Image preprocessing for text recognition

Try morphological image processing. Have a look at this. However, it works only on binary images - so you will have to binarize the image( threshold?). Although, it is simple, it is dependent on font size, so one structure element will not work for all font sizes. If you want a generic solution, there are a number of papers for text detection in images - A search of this term in google scholar should provide you with some useful publications.


There's nothing like the best set. Keep in mind that digital images can be acquired by different capture devices and each device can embed its own preprocessing system (filters) and other characteristics that can drastically change the image and even add noises to them. So every case would have to be treated (preprocessed) differently.

However, there are commmon operations that can be used to improve the detection, for instance, a very basic one would be to convert the image to grayscale and apply a threshold to binarize the image. Another technique I've used before is the bounding box, which allows you to detect the text region. To remove noises from images you might be interested in erode/dilate operations.

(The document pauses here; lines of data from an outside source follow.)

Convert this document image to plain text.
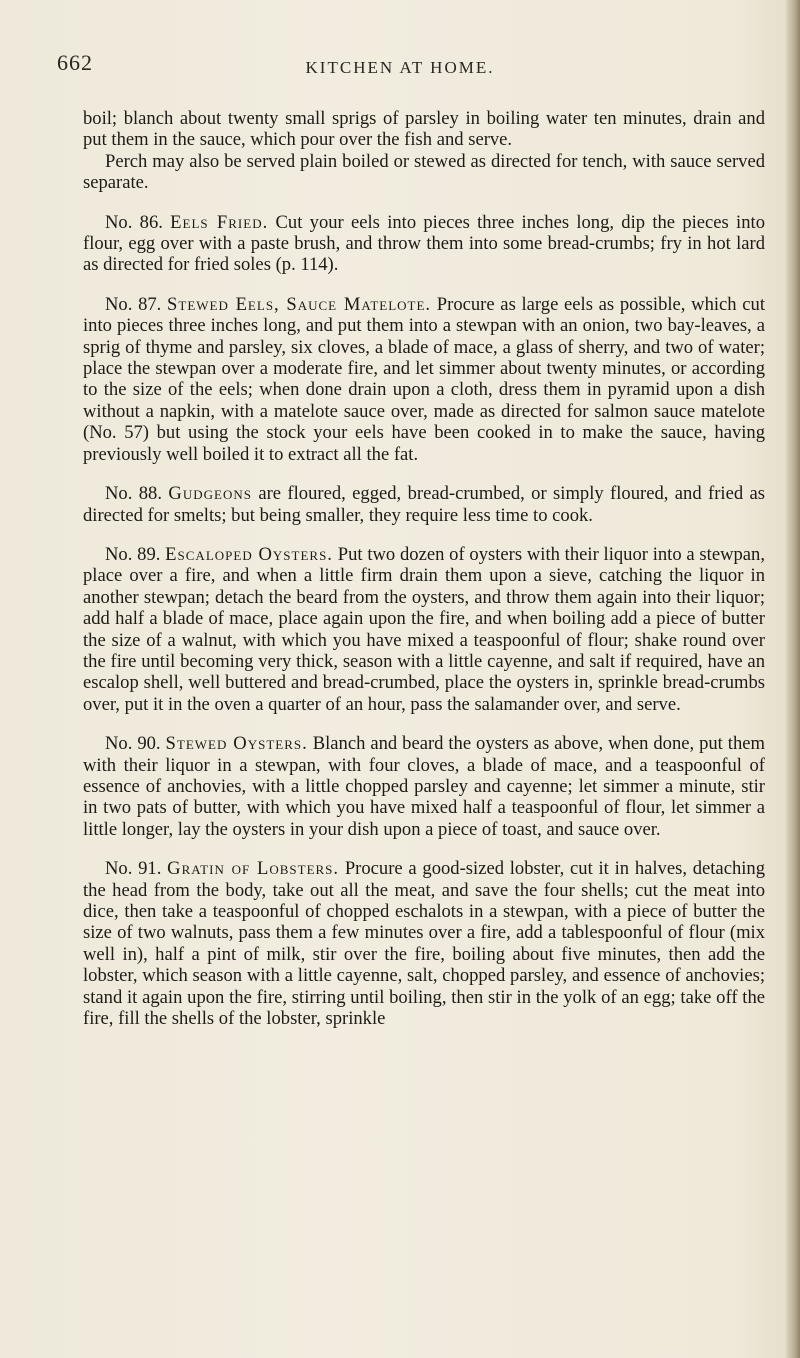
662	KITCHEN AT HOME.

boil; blanch about twenty small sprigs of parsley in boiling water ten minutes, drain and put them in the sauce, which pour over the fish and serve.

Perch may also be served plain boiled or stewed as directed for tench, with sauce served separate.

No. 86. Eels Fried. Cut your eels into pieces three inches long, dip the pieces into flour, egg over with a paste brush, and throw them into some bread-crumbs; fry in hot lard as directed for fried soles (p. 114).

No. 87. Stewed Eels, Sauce Matelote. Procure as large eels as possible, which cut into pieces three inches long, and put them into a stewpan with an onion, two bay-leaves, a sprig of thyme and parsley, six cloves, a blade of mace, a glass of sherry, and two of water; place the stewpan over a moderate fire, and let simmer about twenty minutes, or according to the size of the eels; when done drain upon a cloth, dress them in pyramid upon a dish without a napkin, with a matelote sauce over, made as directed for salmon sauce matelote (No. 57) but using the stock your eels have been cooked in to make the sauce, having previously well boiled it to extract all the fat.

No. 88. Gudgeons are floured, egged, bread-crumbed, or simply floured, and fried as directed for smelts; but being smaller, they require less time to cook.

No. 89. Escaloped Oysters. Put two dozen of oysters with their liquor into a stewpan, place over a fire, and when a little firm drain them upon a sieve, catching the liquor in another stewpan; detach the beard from the oysters, and throw them again into their liquor; add half a blade of mace, place again upon the fire, and when boiling add a piece of butter the size of a walnut, with which you have mixed a teaspoonful of flour; shake round over the fire until becoming very thick, season with a little cayenne, and salt if required, have an escalop shell, well buttered and bread-crumbed, place the oysters in, sprinkle bread-crumbs over, put it in the oven a quarter of an hour, pass the salamander over, and serve.

No. 90. Stewed Oysters. Blanch and beard the oysters as above, when done, put them with their liquor in a stewpan, with four cloves, a blade of mace, and a teaspoonful of essence of anchovies, with a little chopped parsley and cayenne; let simmer a minute, stir in two pats of butter, with which you have mixed half a teaspoonful of flour, let simmer a little longer, lay the oysters in your dish upon a piece of toast, and sauce over.

No. 91. Gratin of Lobsters. Procure a good-sized lobster, cut it in halves, detaching the head from the body, take out all the meat, and save the four shells; cut the meat into dice, then take a teaspoonful of chopped eschalots in a stewpan, with a piece of butter the size of two walnuts, pass them a few minutes over a fire, add a tablespoonful of flour (mix well in), half a pint of milk, stir over the fire, boiling about five minutes, then add the lobster, which season with a little cayenne, salt, chopped parsley, and essence of anchovies; stand it again upon the fire, stirring until boiling, then stir in the yolk of an egg; take off the fire, fill the shells of the lobster, sprinkle
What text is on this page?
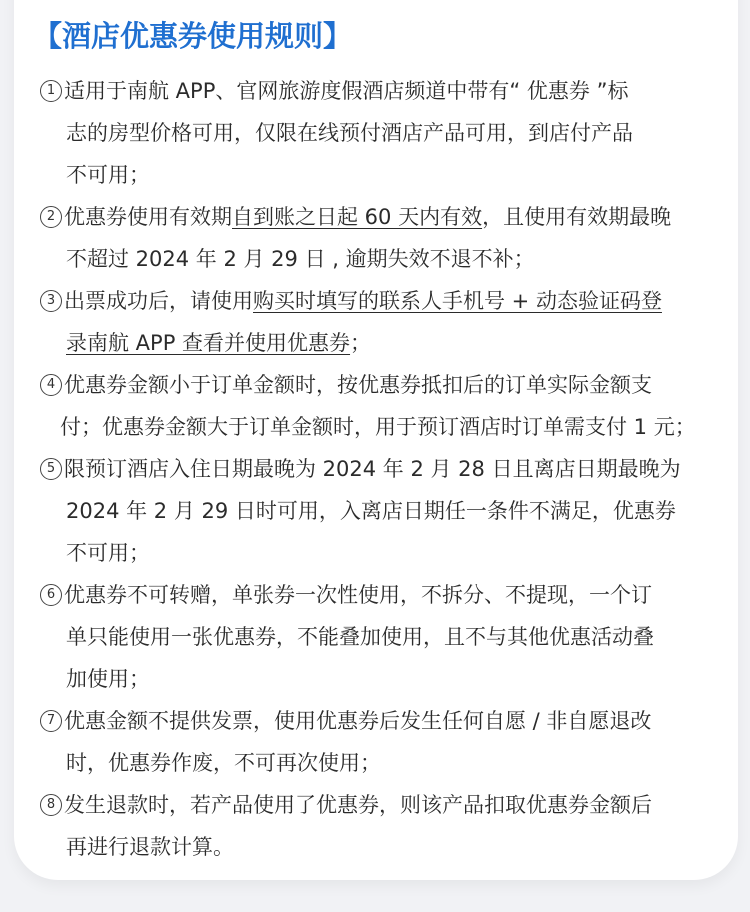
【酒店优惠券使用规则】
1 适用于南航 APP、官网旅游度假酒店频道中带有“ 优惠券 ”标
志的房型价格可用，仅限在线预付酒店产品可用，到店付产品
不可用；
2 优惠券使用有效期自到账之日起 60 天内有效，且使用有效期最晚
不超过 2024 年 2 月 29 日 , 逾期失效不退不补；
3 出票成功后，请使用购买时填写的联系人手机号 + 动态验证码登
录南航 APP 查看并使用优惠券；
4 优惠券金额小于订单金额时，按优惠券抵扣后的订单实际金额支
付；优惠券金额大于订单金额时，用于预订酒店时订单需支付 1 元；
5 限预订酒店入住日期最晚为 2024 年 2 月 28 日且离店日期最晚为
2024 年 2 月 29 日时可用，入离店日期任一条件不满足，优惠券
不可用；
6 优惠券不可转赠，单张券一次性使用，不拆分、不提现，一个订
单只能使用一张优惠券，不能叠加使用，且不与其他优惠活动叠
加使用；
7 优惠金额不提供发票，使用优惠券后发生任何自愿 / 非自愿退改
时，优惠券作废，不可再次使用；
8 发生退款时，若产品使用了优惠券，则该产品扣取优惠券金额后
再进行退款计算。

I demonstrate some of these operations on this post.

Also, there are other interesting posts about OCR and OpenCV that you should take a look:

  • Simple Digit Recognition OCR in OpenCV-Python
  • Basic OCR in OpenCV

Now, just to show you a simple approach that can be used with your sample image, this is the result of inverting the color and applying a threshold:

cv::Mat new_img = cv::imread(argv[1]);
cv::bitwise_not(new_img, new_img);

double thres = 100;
double color = 255;
cv::threshold(new_img, new_img, thres, color, CV_THRESH_BINARY);

cv::imwrite("inv_thres.png", new_img);